LONDON (ICIS)--While business in the African polyethylene (PE) market has wound down as Christmas holidays and the year-end looms, thoughts have turned to January pricing with producers expected to target price hikes, participants said this week.
Reasons for this include an expectation of restocking in the new year, and producers' keeness to raise prices following many prices having held steady in December.
A Middle East producer of homopolymer raffia said: “January prices will go up more, $30-40/tonne. The justification is that demand is [will be] going up”.
“The market expects January prices to increase,” a producer of high density polyethylene (HDPE) said last week. “Customers are talking about an increase in January. We know January [prices] will increase.”
However, distributors question the likelihood of producers succeeding in pushing through January price hikes. They argue that African demand is unlikely to support higher prices then.

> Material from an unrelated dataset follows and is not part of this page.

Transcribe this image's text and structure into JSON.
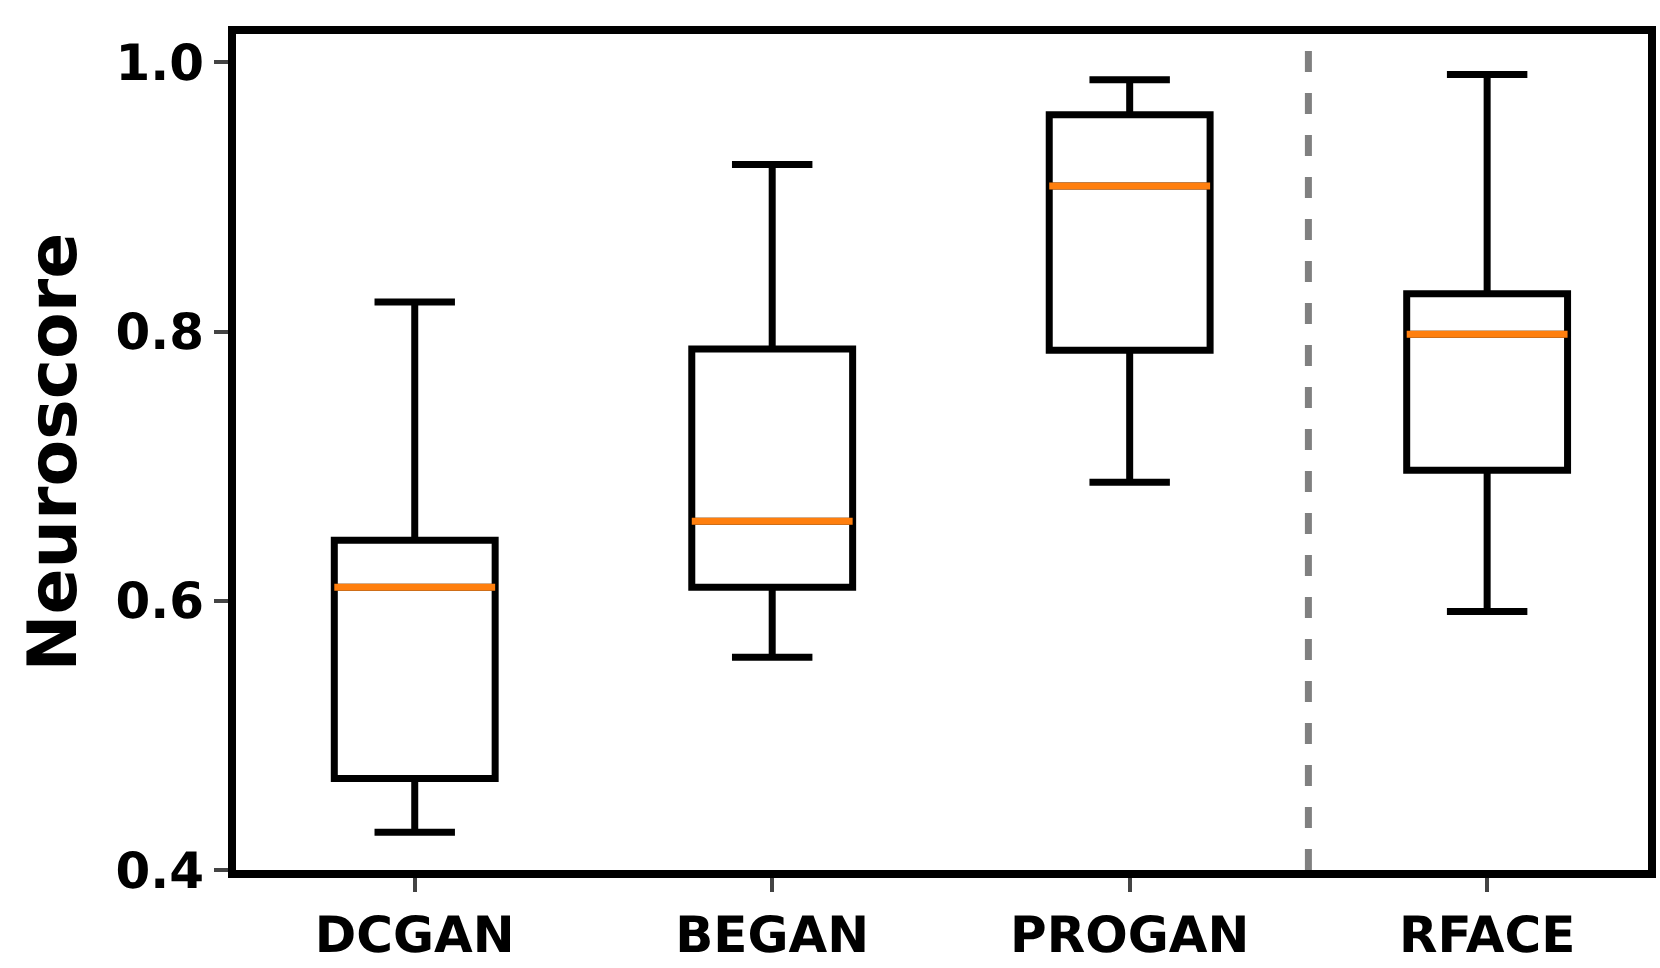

A distributor in the west African market said: “My feeling is that some suppliers will push for an increase, however I am not sure how it would be absorbed by the African market. The main reason is that most of the plastic convertors in Africa will be closed and demand will be low.”
Nevertheless, some market participants speak of shortages of low density polyethylene (LDPE) in Africa. With netbacks better from China than from Africa, Middle East and Asian producers are keen to sell to the former rather than the latter wherever possible.
As a result, lack of availability could support African prices for this grade.